Opened 14 years ago
Closed 9 years ago
#666 closed enhancement (fixed)
can we add stemming and plurals to lucene? Spanish. Snowball.
Reported by: | kjdon | Owned by: | nobody |
---|---|---|---|
Priority: | moderate | Milestone: | 3.06 Release |
Component: | Collection Building | Severity: | enhancement |
Keywords: | Cc: |
Description
Requested by Diego. Nov 2008
Can apparently be done using SnowballAnalyzer??
Change History (5)
comment:1 by , 11 years ago
Milestone: | Collection building wishlist → 3.06 Release |
---|
comment:2 by , 11 years ago
Summary: | can we add stemming and plurals to lucene? → can we add stemming and plurals to lucene? Spanish. Snowball. |
---|
comment:3 by , 11 years ago
More information from Diego:
I think that Snowball applies to SolR too. Look this:
https://cwiki.apache.org/confluence/pages/viewpage.action?pageId=32604229
It says:
Word stemming is, obviously, very language specific. Solr includes several language-specific stemmers created by the Snowballgenerator that are based on the Porter stemming algorithm. The generic Snowball Porter Stemmer Filter can be used to configure any of these language stemmers. Solr also includes a convenience wrapper for the English Snowball stemmer. There are also several purpose-built stemmers for non-English languages. These stemmers are described in Language Analysis.
And here:
https://cwiki.apache.org/confluence/display/solr/Language+Analysis#LanguageAnalysis-Spanish
you have the Spanish stemmers.
Here is the SOlR implementation of Snowball:
http://wiki.apache.org/solr/LanguageAnalysis#Notes_about_solr.SnowballPorterFilterFactory
comment:4 by , 9 years ago
The Snowball analyzer is now available to use in GS3.06 since the upgrade to solr 4.7.2, see http://trac.greenstone.org/ticket/885
A related ticket is http://trac.greenstone.org/ticket/872 which mentions the Japanese analyzer Koromoji also available since lucene/solr 3.6.

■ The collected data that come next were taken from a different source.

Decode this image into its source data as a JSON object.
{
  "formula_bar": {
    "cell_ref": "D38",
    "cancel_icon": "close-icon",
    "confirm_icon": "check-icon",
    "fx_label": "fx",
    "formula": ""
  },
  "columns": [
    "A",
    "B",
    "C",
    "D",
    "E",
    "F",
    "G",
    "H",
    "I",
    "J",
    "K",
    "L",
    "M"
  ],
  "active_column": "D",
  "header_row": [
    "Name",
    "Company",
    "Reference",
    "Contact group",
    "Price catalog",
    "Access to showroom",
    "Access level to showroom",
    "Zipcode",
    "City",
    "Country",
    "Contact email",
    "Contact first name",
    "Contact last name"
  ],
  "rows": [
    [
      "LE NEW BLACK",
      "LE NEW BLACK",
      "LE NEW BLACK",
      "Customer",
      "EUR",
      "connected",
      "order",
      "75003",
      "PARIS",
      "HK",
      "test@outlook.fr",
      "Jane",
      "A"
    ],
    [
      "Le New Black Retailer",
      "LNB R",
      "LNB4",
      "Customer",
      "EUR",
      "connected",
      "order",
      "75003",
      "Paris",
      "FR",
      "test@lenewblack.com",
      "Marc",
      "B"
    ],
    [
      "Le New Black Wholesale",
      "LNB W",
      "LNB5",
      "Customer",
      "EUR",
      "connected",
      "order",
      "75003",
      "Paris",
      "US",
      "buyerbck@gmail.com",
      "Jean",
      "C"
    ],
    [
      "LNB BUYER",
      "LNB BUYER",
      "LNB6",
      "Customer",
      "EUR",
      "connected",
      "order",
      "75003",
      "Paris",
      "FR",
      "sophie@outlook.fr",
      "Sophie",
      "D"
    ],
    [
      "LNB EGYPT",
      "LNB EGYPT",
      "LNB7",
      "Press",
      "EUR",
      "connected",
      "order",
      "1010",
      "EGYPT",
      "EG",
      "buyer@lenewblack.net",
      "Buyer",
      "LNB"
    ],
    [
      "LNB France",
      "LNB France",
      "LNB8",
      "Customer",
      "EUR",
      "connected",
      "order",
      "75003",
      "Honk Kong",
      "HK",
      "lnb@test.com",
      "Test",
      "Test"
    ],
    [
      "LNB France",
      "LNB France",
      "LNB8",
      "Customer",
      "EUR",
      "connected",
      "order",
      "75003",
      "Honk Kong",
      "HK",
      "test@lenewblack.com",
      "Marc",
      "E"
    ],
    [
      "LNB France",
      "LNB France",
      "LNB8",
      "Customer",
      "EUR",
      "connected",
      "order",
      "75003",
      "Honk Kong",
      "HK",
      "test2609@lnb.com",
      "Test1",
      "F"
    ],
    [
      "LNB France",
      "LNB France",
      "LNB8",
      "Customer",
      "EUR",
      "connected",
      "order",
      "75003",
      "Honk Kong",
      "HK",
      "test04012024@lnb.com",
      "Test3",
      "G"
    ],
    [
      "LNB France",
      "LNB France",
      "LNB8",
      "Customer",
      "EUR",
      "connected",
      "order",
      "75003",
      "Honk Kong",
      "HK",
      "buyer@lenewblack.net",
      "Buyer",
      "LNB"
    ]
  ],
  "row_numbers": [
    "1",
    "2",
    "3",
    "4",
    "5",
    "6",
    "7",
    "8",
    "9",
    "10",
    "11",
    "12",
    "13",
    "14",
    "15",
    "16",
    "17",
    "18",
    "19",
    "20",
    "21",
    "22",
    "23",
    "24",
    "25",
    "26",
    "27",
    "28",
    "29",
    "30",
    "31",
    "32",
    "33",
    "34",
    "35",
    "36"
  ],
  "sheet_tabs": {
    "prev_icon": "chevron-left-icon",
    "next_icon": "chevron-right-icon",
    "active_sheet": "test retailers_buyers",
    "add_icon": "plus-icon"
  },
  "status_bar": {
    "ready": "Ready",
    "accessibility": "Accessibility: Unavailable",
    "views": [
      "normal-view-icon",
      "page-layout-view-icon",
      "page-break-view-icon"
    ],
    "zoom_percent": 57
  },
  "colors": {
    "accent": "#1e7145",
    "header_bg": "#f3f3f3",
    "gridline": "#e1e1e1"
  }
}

The relevant commits for the lucene and solr update from 3.3.0 to 4.7.2 are the commit revisions between 29133 of 16.07.2014 and 29228 of 21.08.2014, and a further commit (important fix) at http://trac.greenstone.org/changeset/29355 from 08.10.2014
Diego has tested it and found that Snowball Analyzer has issues for Spanish, and that the Hunspell analyzer, which also works with solr 4.7.2, may be better suited for Spanish and some other languages. See http://wiki.greenstone.org/doku.php?id=en:release:3.06_release_notes#greenstone_3_runtimechanges_since_305 and the links there.
comment:5 by , 9 years ago
Resolution: | → fixed |
---|---|
Status: | new → closed |
Email Oct 2013 from Diego:
I want to comment some things about Lucene. I was reviewing old pending emails from Spanish list and I find many of them asking for stemming in Lucene. As Kathy told me before, Lucene has no stemming process and that can be replaced with "*" at the word ending. This workaround not always works., i.e, you have "fish" and "fishes" so "fish*" is enough. We have "pez" and "peces" and "pe*" is not a good query string.
Digging a little a read these info:
http://lucene.apache.org/core/3_6_2/api/all/org/apache/lucene/analysis/snowball/SnowballFilter.html
And these are the available stemmers:
http://lucene.apache.org/core/3_6_2/api/all/org/tartarus/snowball/ext/package-summary.html
Could it be a solution?. Perhaps it can be implemented as an extension?